CANN set_env.sh not found — pass --cann-set-env <path>, or set
ASCEND_HOME_PATH / CANN_SET_ENV.
sibling .pto not found — the kernel .cpp has no .pto next to it (the
generator reads it for buffer sizes). Use a ptoas/ dir that has both, or pass
--ptoas-root <PTOAS source checkout> to fall back to the validation generator.
- Export step reports "no dump file" — handled automatically; newer
msprof
emits traces during collect, and the tool skips the redundant export pass.
Caveats
Data-dependent kernels read misleadingly fast. The auto-generated golden.py
zero-fills integer input buffers. If a kernel's loop trip-count, grid-stride
bound, or work-table length is read from an input tensor, the zeroed input
yields 0 iterations: a sub-microsecond, near-empty trace with CUBE=0 cycles
that looks like the kernel is free. This is an artifact of synthetic inputs, not
a fast kernel — the tool flags it with a WARN line and a non-empty message in
summary.txt/manifest_export.csv. The generator already sizes every GM buffer
to its full .pto shape, so you do not need to resize anything — to profile
such a kernel for real, just overwrite the control inputs with a valid set
(non-zero loop bound + dense work table + real lengths) by editing the case's
golden.py (or writing the vN.bin directly) and the scalar tail args in
main.cpp, then rebuild the *_sim target and re-run msprof op simulator.

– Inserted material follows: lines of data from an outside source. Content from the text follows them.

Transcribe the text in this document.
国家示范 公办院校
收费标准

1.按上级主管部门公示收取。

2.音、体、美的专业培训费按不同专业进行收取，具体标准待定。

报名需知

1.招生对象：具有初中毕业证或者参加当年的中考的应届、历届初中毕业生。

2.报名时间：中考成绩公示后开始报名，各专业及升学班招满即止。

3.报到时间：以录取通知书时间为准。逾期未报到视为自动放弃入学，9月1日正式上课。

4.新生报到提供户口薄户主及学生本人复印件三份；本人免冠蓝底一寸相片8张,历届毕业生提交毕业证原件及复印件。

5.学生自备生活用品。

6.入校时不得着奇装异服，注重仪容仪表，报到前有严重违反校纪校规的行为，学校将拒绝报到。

Only the control tensors must be real — per-instruction cost is data-independent,
so the bulk data tensors can stay random/zero.
How it works
For each kernel .cpp the tool: (1) generates a standalone testcase via the
bundled gen_profiling_case.py — it reads the kernel signature from the .cpp
and the GM buffer sizes from the sibling .pto's make_tensor_view shapes, then
emits main.cpp + launch.cpp (<<<1, …>>> single-core) + CMakeLists.txt +
golden.py; mixed cube+vector kernels get a trivial merged __global__
dispatcher (#if __DAV_CUBE__ → <k>_aic, #if __DAV_VEC__ → <k>_aiv). It
then (2) builds the simulator binary with CMake, (3) runs golden.py for input
data, (4) runs msprof op simulator to collect traces, (5) records the
artifacts. Steps run per kernel and continue on failure unless --no-keep-going.
Future work
--target must currently be passed explicitly. Once the build pipeline records
the backend arch into the build folder, incore_profile.py can auto-detect it
and --build-dir alone will suffice. --target will remain as an override.